Sixty eyes of 60 patients with penetrating ocular injuries were treated at a tertiary care hospital. Following primary repair, the eyes were randomized in two groups. Group 1, the antibiotic injection group (cases), was given an intracameral or intravitreal injection of 0.1 mL antibiotic (40 microg gentamicin and 45 microg clindamycin). Group 2 (balanced saline solution [BSS] injection group [controls]) received intracameral or intravitreal injection of 0.1 mL BSS. All patients received standard prophylactic antibiotic therapy (systemic, subconjunctival, and topical).


Although the overall incidence of acute posttraumatic bacterial endophthalmitis was 6.6% (4 eyes), the results of three cultures were negative.

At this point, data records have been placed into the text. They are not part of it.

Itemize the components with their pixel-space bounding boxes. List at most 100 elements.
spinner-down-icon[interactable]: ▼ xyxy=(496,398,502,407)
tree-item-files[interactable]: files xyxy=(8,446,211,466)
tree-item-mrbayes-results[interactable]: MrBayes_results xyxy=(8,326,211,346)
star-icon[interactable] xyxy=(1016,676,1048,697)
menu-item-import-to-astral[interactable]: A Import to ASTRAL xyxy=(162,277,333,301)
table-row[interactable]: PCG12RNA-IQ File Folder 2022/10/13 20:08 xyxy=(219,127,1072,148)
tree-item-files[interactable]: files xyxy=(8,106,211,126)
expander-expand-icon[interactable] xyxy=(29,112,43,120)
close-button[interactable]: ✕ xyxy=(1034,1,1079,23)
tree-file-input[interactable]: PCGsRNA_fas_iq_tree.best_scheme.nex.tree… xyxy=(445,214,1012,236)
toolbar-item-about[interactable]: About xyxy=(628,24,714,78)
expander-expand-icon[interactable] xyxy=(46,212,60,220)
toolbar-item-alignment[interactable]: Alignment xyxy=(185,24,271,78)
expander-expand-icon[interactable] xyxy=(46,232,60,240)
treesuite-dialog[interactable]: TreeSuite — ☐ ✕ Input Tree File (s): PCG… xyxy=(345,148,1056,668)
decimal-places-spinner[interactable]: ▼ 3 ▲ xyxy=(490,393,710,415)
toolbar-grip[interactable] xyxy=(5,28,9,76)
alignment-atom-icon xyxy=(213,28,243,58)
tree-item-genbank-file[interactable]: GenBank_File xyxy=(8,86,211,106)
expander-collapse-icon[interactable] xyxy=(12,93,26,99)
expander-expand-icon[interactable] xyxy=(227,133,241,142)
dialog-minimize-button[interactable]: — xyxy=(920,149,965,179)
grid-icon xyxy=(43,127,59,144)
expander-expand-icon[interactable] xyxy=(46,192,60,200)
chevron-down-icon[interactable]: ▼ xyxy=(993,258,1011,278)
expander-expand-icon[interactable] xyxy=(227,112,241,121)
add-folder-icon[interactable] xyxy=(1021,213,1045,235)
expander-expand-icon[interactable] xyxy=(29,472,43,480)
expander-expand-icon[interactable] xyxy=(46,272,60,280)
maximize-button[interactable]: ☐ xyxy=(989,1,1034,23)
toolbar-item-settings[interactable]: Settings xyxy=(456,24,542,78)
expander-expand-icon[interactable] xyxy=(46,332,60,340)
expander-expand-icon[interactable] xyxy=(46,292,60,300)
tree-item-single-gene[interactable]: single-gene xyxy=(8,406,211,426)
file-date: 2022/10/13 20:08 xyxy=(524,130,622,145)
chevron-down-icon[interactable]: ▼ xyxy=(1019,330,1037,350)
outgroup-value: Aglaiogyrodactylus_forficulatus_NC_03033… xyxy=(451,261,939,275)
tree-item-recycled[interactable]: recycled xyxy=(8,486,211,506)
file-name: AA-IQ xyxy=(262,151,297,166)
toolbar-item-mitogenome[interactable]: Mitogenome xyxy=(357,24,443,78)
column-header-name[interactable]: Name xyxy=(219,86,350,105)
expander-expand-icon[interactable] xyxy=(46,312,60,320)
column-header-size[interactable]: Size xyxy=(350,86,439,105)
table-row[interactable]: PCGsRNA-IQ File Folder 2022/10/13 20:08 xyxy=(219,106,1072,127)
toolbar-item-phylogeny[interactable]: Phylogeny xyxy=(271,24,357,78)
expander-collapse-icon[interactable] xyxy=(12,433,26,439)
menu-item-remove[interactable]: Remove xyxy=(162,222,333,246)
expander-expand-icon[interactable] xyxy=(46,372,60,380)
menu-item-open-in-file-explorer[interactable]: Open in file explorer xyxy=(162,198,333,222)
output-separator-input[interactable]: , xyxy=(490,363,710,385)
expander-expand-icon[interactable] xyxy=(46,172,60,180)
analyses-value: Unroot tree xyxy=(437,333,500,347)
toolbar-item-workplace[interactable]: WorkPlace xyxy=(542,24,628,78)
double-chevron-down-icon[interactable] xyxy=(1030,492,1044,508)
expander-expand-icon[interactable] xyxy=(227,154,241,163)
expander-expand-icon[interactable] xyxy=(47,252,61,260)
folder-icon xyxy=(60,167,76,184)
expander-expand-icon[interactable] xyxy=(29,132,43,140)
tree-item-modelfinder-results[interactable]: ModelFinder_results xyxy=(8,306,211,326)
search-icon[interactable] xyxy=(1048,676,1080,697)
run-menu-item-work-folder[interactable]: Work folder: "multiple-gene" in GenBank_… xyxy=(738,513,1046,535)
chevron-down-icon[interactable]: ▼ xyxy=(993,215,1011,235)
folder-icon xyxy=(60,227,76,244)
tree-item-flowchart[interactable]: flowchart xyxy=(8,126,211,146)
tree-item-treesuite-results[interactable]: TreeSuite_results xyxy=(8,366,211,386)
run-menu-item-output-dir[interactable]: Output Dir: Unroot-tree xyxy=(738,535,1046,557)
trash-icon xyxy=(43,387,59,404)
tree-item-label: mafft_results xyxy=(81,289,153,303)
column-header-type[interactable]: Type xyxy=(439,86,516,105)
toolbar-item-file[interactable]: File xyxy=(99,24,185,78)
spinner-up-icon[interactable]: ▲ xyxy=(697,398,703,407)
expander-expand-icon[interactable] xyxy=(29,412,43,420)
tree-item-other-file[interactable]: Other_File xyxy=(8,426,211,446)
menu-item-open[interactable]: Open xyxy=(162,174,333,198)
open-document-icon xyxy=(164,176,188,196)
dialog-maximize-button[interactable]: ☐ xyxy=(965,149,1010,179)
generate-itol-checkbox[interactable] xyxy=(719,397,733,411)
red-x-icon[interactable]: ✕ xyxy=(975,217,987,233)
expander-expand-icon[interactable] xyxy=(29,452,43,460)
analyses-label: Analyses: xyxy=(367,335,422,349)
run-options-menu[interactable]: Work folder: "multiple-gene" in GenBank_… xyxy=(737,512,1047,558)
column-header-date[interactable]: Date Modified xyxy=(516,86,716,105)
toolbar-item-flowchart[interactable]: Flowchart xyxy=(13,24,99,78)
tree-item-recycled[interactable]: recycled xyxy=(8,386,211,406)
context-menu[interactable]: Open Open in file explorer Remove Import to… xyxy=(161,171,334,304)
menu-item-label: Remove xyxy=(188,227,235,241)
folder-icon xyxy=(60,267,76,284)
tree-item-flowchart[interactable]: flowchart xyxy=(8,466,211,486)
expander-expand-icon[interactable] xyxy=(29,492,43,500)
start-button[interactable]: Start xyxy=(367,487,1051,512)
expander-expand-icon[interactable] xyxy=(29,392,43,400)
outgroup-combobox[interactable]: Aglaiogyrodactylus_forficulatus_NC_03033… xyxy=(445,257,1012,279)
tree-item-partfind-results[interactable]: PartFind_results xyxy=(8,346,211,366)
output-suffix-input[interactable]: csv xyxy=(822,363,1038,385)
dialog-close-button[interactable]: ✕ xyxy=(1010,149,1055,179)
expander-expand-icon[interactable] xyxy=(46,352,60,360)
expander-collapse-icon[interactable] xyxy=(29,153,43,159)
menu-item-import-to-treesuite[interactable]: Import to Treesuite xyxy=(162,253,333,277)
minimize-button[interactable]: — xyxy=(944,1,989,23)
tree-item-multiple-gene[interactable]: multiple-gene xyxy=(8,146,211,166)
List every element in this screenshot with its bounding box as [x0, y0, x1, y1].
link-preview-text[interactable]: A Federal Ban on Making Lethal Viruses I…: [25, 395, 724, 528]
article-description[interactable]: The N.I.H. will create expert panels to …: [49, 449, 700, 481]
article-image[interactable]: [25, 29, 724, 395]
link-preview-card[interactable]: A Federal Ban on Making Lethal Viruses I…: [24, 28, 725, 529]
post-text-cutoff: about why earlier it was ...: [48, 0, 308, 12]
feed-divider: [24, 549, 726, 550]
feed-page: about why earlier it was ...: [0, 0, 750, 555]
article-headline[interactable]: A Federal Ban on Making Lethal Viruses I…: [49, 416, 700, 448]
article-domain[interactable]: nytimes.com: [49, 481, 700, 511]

All endophthalmitis cases occurred in the BSS injection group; however, there was no statistically significant difference between case and control groups (p = 0.11). The incidence rate for those with retained intraocular foreign bodies was 13.3% and for those without foreign bodies was 4.4%. No retinal toxicity was detected.


Intraocular injection of gentamicin and clindamycin in addition to the other methods of prophylaxis may be an effective modality in the prevention of posttraumatic endophthalmitis. Early results suggest that these antibiotics may have a role as adjunct therapy to primary repair of injured globes without significant side effects at the dosage used.